0
votes

I am trying to count distinct sessionIds from a measurement. sessionId being a tag, I count the distinct entries in a "parent" query, since distinct() doesn't works on tags. In the subquery, I use a group by sessionId limit 1 to still benefit from the index (if there is a more efficient technique, I have ears wide open but I'd still like to understand what's going on).

I have those two variants:

>  select count(distinct(sessionId)) from (select * from UserSession group by sessionId limit 1)
name: UserSession
time count
---- -----
0    3757
>  select count(sessionId) from (select * from UserSession group by sessionId limit 1)
name: UserSession
time count
---- -----
0    4206

To my understanding, those should return the same number, since group by sessionId limit 1 already returns distinct sessionIds (in the form of groups).

And indeed, if I execute:

select * from UserSession group by sessionId limit 1

I have 3757 results (groups), not 4206.

In fact, as soon as I put this in a subquery and re-select fields in a parent query, some sessionIds have multiple occurrences in the final result. Not always, since there is 17549 rows in total, but some are.

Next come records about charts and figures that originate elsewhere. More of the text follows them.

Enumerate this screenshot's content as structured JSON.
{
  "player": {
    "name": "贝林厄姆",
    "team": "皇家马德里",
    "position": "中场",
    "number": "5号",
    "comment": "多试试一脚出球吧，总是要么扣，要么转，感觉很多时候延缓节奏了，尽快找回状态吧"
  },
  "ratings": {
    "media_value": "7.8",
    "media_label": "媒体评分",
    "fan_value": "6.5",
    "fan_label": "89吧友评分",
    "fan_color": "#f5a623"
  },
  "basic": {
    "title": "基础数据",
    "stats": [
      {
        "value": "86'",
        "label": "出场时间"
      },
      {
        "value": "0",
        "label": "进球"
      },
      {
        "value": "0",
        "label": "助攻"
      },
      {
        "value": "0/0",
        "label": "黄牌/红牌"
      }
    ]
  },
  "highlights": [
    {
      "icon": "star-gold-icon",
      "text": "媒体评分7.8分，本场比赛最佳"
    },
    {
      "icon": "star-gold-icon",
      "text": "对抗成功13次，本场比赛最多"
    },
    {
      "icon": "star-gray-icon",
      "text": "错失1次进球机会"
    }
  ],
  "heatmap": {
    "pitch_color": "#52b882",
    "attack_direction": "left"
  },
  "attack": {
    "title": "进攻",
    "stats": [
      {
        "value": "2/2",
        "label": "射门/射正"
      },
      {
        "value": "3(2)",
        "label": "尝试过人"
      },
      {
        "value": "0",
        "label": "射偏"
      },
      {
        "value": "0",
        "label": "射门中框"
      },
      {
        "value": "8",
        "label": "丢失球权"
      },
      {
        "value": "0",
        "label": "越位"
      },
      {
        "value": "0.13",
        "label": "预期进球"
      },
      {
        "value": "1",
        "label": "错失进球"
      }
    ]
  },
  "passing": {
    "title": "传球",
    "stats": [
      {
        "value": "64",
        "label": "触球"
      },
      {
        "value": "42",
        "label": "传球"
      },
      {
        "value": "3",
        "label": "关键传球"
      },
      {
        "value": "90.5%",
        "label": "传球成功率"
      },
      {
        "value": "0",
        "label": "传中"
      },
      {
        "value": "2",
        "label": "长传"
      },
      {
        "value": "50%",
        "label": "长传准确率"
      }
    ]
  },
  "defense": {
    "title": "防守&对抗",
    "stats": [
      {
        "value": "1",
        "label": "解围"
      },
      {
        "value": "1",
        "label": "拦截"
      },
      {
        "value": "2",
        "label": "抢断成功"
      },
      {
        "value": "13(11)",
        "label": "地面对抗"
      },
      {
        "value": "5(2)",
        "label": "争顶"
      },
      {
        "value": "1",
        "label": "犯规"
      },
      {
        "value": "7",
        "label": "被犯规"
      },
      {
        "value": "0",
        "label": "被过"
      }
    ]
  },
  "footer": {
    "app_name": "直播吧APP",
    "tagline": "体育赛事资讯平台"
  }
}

This is the sign that the limit 1 is somewhat working, but some sessionId still get multiple entries when re-selected. Maybe some kind of undefined behaviour?

1

1 Answers

1
votes

I can confirm that I get the same result. In my experience using nested queries does not always deliver what you expect/want.

Depending on how you use this you could retrieve a list of all values for a tag with:

SHOW TAG VALUES FROM UserSession WITH KEY=sessionId

Or to get the cardinality (number of distinct values for a tag):

SHOW TAG VALUES EXACT CARDINALITY FROM UserSession WITH KEY=sessionId.

Which will return a single row with a single column count, containing a number. You can remove the EXACT modifier if you don't need to be exact about the result: SHOW TAG VALUES CARDINALITY on Influx Documentation.